Updates a vector or metadata for a specific ID within an index.

indexName:

string
Index containing the vector.

id:

string
ID to update.

update:

object
Update data containing vector and/or metadata

update.vector?:

number[]
New vector data to update

update.metadata?:

Record<string, any>
New metadata to update

deleteVector()

Deletes a specific vector by ID.

indexName:

string
Index containing the vector.

id:

string
ID to delete.

disconnect()

Closes the underlying AWS SDK HTTP handler to free sockets.

Response Types

Query results are returned in this format:

interface QueryResult {
id: string;
score: number; // 1/(1 + distance)
metadata: Record<string, any>;
vector?: number[]; // Only included if includeVector is true
}

Filter Syntax

S3 Vectors supports a strict subset of operators and value types.

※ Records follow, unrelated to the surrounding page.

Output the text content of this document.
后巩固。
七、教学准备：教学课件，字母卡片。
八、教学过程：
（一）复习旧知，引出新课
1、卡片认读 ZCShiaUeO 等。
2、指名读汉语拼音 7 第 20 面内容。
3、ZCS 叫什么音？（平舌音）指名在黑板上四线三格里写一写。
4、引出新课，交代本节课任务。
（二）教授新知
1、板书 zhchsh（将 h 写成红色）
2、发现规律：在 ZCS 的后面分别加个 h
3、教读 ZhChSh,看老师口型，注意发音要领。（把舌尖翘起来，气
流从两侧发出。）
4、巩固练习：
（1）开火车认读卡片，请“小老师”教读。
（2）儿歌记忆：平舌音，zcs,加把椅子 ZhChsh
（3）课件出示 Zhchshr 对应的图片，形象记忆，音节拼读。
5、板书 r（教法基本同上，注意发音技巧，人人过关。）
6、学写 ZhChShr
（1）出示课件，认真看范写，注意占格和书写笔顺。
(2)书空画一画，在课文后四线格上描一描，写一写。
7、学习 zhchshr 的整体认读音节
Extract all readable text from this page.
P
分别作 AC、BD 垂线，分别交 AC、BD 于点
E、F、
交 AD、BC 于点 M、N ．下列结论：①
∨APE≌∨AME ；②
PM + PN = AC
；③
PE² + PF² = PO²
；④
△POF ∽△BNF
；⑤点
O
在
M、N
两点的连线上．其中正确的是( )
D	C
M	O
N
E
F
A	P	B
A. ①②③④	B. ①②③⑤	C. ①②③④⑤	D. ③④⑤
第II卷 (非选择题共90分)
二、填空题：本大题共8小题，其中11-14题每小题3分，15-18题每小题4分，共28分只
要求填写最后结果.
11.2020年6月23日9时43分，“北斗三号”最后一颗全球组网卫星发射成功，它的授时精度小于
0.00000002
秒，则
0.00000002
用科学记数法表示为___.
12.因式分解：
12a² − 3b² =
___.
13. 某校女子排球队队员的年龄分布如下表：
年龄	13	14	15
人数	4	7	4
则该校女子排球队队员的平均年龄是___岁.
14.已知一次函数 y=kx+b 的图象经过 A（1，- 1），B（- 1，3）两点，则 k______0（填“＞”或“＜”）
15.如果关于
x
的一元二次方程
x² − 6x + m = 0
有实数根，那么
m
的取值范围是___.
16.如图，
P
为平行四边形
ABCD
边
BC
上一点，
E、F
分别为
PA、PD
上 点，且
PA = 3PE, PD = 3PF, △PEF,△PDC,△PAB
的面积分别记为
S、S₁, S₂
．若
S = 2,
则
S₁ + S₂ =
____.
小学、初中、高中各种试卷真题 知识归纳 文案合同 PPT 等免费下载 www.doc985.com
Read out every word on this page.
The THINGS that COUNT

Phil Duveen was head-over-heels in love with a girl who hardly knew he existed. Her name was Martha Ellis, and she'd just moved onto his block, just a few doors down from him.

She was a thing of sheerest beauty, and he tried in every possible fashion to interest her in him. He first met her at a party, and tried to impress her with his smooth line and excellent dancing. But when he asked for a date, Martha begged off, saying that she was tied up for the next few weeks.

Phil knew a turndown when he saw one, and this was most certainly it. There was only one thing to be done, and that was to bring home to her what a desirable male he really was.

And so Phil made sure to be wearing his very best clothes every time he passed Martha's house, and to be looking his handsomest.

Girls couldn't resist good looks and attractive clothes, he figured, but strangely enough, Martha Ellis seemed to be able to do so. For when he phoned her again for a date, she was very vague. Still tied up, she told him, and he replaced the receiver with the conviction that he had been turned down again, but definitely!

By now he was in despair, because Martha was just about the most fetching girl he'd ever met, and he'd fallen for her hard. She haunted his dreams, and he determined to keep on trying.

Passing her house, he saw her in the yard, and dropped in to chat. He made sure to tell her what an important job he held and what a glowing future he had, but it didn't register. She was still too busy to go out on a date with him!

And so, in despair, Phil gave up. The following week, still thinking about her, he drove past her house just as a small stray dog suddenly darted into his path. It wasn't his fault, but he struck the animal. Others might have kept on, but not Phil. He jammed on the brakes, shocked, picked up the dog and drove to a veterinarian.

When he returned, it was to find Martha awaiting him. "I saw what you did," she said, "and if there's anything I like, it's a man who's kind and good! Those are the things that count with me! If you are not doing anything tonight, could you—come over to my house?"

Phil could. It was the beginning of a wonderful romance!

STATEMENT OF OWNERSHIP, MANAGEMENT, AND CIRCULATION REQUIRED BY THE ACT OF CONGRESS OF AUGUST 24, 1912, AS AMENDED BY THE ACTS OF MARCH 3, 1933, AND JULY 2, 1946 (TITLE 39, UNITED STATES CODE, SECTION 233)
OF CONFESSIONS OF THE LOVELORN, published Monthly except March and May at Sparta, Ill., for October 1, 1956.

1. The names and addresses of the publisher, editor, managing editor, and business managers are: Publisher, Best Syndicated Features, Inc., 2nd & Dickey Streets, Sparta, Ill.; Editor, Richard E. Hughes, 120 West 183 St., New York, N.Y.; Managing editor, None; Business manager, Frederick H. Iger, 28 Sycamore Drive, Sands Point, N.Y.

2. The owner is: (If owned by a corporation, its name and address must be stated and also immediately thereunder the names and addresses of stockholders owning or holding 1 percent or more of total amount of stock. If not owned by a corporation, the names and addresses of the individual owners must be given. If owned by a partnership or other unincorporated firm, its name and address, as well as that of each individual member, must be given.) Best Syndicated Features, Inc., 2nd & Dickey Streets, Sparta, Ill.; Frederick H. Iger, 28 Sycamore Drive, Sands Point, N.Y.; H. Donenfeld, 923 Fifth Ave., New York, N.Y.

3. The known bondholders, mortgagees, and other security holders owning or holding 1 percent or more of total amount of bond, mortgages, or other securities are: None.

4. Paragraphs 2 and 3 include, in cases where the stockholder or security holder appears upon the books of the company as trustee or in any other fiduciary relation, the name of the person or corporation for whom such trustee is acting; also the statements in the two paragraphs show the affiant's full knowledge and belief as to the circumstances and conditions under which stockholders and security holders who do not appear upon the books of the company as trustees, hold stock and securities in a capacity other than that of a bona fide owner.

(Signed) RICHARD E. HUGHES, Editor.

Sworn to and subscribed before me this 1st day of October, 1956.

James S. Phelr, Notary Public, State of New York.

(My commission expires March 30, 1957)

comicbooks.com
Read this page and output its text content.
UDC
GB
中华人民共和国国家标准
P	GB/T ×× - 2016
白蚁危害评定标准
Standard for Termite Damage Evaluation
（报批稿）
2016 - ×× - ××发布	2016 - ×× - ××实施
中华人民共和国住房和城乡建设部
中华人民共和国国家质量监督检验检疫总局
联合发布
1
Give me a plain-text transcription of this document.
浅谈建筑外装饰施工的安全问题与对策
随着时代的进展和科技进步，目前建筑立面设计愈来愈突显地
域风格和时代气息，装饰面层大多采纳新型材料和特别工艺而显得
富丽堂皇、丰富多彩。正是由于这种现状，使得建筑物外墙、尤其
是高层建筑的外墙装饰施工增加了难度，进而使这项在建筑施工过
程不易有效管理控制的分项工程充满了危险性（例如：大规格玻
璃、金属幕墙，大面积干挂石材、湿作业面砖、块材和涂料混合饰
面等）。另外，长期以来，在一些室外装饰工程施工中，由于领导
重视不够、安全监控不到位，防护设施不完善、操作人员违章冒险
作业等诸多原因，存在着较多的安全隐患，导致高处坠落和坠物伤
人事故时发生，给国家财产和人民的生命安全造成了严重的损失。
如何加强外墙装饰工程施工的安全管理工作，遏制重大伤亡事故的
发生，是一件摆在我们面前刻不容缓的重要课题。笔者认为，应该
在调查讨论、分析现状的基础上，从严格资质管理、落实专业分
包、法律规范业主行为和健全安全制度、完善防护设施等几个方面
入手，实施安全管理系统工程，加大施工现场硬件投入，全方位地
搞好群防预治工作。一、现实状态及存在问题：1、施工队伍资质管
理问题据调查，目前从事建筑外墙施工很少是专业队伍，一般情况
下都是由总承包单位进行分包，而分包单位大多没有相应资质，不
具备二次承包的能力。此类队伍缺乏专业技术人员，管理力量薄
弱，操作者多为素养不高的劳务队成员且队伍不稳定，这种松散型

The Mastra filter translator:

  • Canonicalizes implicit AND: {a:1,b:2}{ $and: [{a:1},{b:2}] }.
  • Normalizes Date values to epoch ms for numeric comparisons and array elements.
  • Disallows Date in equality positions (field: value or $eq/$ne); equality values must be string | number | boolean.
  • Rejects null/undefined for equality; array equality is not supported (use $in/$nin).
  • Only $and / $or are allowed as top-level logical operators.
  • Logical operators must contain field conditions (not direct operators).

Supported operators:

  • Logical: $and, $or (non-empty arrays)
  • Basic: $eq, $ne (string | number | boolean)
  • Numeric: $gt, $gte, $lt, $lte (number or Date → epoch ms)
  • Array: $in, $nin (non-empty arrays of string | number | boolean; Date → epoch ms)
  • Element: $exists (boolean)

Unsupported / disallowed (rejected): $not, $nor, $regex, $all, $elemMatch, $size, $text, etc.

Examples:

// Implicit AND
{ genre: { $in: ["documentary", "comedy"] }, year: { $gte: 2020 } }

// Explicit logicals and ranges
{
$and: [
{ price: { $gte: 100, $lte: 1000 } },
{ $or: [{ stock: { $gt: 0 } }, { preorder: true }] }
]
}

// Dates in range (converted to epoch ms)
{ timestamp: { $gt: new Date("2024-01-01T00:00:00Z") } }

Non-filterable keys: If you set nonFilterableMetadataKeys at index creation, those keys are stored but cannot be used in filters.

Error Handling

The store throws typed errors that can be caught:

try {
await store.query({
indexName: "index-name",
queryVector: queryVector,
});
} catch (error) {
if (error instanceof VectorStoreError) {
console.log(error.code); // 'connection_failed' | 'invalid_dimension' | etc
console.log(error.details); // Additional error context
}
}

Environment Variables

Typical environment variables when wiring your app:

  • S3_VECTORS_BUCKET_NAME: Your S3 vector bucket name (used to populate vectorBucketName).
  • AWS_REGION: AWS region for the S3 Vectors bucket.
  • AWS credentials: via the standard AWS SDK provider chain (AWS_ACCESS_KEY_ID, AWS_SECRET_ACCESS_KEY, AWS_PROFILE, etc.).

Best Practices

  • Choose the metric (cosine or euclidean) to match your embedding model; dotproduct is not supported.
  • Keep filterable metadata small and structured (string/number/boolean). Store large text (e.g., content) as non-filterable.
  • Use dotted paths for nested metadata and explicit $and/$or for complex logic.
  • Avoid calling describeIndex() on hot paths—count is computed with paginated ListVectors (O(n)).
  • Use includeVector: true only when you need raw vectors.